A string quartet is deeply rooted within the tradition of classical music and its performance practice as a chamber ensemble. My ensemble, of piano, electric bass, alto saxophone and drums, is also set up in the jazz tradition. Whether the music actually deals with jazz and classical music is another question, but certainly the instrumentation appears to be, and I was always quite interested to see how I can write a piece of music that is actually two different pieces in one.

The string quartet works completely independently on its own, and at the same time my quartet, the Phemo Quartet’s material, also works on its own. The piece is two distinct quartets, but they somehow come on top of each other and try to make some sort of dialogue with each other. The dialogue is not one that you might expect – this is doing this, and the other one is doing that, and let’s see how I can relate that. The dialogue is very much about the dissociation between the two quartets. It’s seeing how we can write a piece that dissociates certain elements and explores the different qualities of both at the same time.

In the same manner, the visual is doing the same thing. I consider the visuals completely independent of the music, but at the same time very related to it. Both the music and the visuals follow the same structural patterns. The visuals also have four different elements, so it’s very much a quartet as well: visuals, illustrations, notes about the process of making the piece, and anecdotes about the piece. All these four work together in the same way that both quartets are dissociated, the visual material also gets dissociated.

There’s a strong crossover in this concert between jazz and classical composition. How do you approach improvisation and structure in your writing? Where do you draw the line, or do you prefer to blur it?

Improvisation somehow expresses a real form of creation in front of the eyes of the audience, and I think this is very important because most music we hear is normally composed, and then we are exposed to it. This is a spirit that is present in many different types of music. I am deeply into free jazz and free improvisation, and I quite often like to inject that spirit into my music, convincing the listener that what they’re hearing is a product of real improvisation, of real music-making in front of their eyes.

But since the music works in blocks and you don’t know what’s going to happen 40 seconds later, I suddenly cut. Then you find yourself in a completely new territory. You acknowledge that what we’re hearing was actually not a product of real creation, but an artificial imposition of improvisation.
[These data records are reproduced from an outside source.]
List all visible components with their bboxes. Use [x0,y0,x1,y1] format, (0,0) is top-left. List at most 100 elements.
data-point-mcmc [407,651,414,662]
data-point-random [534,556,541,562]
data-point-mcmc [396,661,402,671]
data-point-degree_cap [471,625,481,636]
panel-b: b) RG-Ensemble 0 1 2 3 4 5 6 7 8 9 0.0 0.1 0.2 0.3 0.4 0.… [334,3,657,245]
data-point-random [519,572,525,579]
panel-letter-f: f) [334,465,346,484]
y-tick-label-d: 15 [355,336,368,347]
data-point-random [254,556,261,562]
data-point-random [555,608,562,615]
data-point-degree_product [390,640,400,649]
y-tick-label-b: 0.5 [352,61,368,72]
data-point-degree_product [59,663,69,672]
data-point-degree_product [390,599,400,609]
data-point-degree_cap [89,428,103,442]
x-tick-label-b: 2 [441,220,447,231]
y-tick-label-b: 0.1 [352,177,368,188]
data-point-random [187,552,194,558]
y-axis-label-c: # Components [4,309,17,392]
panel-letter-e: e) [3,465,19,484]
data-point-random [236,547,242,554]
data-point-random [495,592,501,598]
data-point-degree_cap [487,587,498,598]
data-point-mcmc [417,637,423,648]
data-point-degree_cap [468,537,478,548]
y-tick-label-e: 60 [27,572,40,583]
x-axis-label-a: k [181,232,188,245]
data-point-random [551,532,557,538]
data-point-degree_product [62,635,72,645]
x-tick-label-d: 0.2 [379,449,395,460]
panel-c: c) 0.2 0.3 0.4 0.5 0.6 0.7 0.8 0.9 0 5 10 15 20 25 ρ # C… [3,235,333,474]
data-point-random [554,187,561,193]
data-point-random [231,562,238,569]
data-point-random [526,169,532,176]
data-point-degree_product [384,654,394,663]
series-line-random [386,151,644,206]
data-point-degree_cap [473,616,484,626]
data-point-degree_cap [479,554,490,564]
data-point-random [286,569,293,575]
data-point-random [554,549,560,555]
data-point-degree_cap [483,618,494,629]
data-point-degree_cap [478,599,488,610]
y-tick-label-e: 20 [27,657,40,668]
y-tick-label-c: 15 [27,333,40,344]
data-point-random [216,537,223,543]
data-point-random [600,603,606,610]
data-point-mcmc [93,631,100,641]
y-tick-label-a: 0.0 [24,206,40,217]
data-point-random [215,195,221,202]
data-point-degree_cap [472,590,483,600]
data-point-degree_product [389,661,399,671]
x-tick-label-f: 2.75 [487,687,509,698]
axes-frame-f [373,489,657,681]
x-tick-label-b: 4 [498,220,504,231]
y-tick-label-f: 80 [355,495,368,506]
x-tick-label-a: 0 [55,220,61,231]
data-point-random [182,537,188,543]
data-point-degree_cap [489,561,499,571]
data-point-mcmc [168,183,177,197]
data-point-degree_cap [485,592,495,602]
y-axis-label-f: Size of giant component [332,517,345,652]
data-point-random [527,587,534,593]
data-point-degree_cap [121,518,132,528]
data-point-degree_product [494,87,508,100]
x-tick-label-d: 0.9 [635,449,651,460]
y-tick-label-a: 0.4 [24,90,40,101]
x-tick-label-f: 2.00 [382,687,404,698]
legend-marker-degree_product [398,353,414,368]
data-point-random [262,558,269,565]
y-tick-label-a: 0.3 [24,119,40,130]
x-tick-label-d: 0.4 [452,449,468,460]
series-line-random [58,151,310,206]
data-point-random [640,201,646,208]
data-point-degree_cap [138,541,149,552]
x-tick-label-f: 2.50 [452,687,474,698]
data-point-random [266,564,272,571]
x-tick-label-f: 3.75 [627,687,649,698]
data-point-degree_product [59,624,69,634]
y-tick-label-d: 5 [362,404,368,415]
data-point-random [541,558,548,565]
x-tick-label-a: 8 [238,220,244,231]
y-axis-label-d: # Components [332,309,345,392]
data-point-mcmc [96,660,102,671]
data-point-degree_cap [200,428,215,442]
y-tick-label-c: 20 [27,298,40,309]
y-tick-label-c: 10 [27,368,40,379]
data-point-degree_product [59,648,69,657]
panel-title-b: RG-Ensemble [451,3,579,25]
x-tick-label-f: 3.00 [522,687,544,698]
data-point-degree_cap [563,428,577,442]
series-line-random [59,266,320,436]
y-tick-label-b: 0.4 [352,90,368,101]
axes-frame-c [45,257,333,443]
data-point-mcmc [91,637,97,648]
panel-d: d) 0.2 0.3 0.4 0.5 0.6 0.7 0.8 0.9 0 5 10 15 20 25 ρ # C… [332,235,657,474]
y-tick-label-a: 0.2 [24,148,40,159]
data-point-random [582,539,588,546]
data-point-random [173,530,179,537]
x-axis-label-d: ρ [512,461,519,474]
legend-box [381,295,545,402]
How does it feel to have your piece premiered alongside a world-renowned artist like Marius Neset?

Marius is one of the key figures in European jazz, and it’s an absolute privilege for not just me, but also our ensemble, to share the stage with him on the same night. In terms of our music, Marius’ music is very much driven by European jazz and the European tradition of improvisation. In contrast, my music is very much coming from European composition tradition, but also my improvised background (apart from Persian music) is very much coming from American jazz. I think the audience will find it quite interesting to witness two different pieces that are trying to create a dialogue between two different traditions and two very different ways of thinking, and see how they can make certain connections between the traditions of their own.

Ephemerality and Recurrence premieres on Thursday 20 November at the Southbank Centre’s Queen Elizabeth Hall alongside Marius Neset’s Changes, as part of the EFG London Jazz Festival.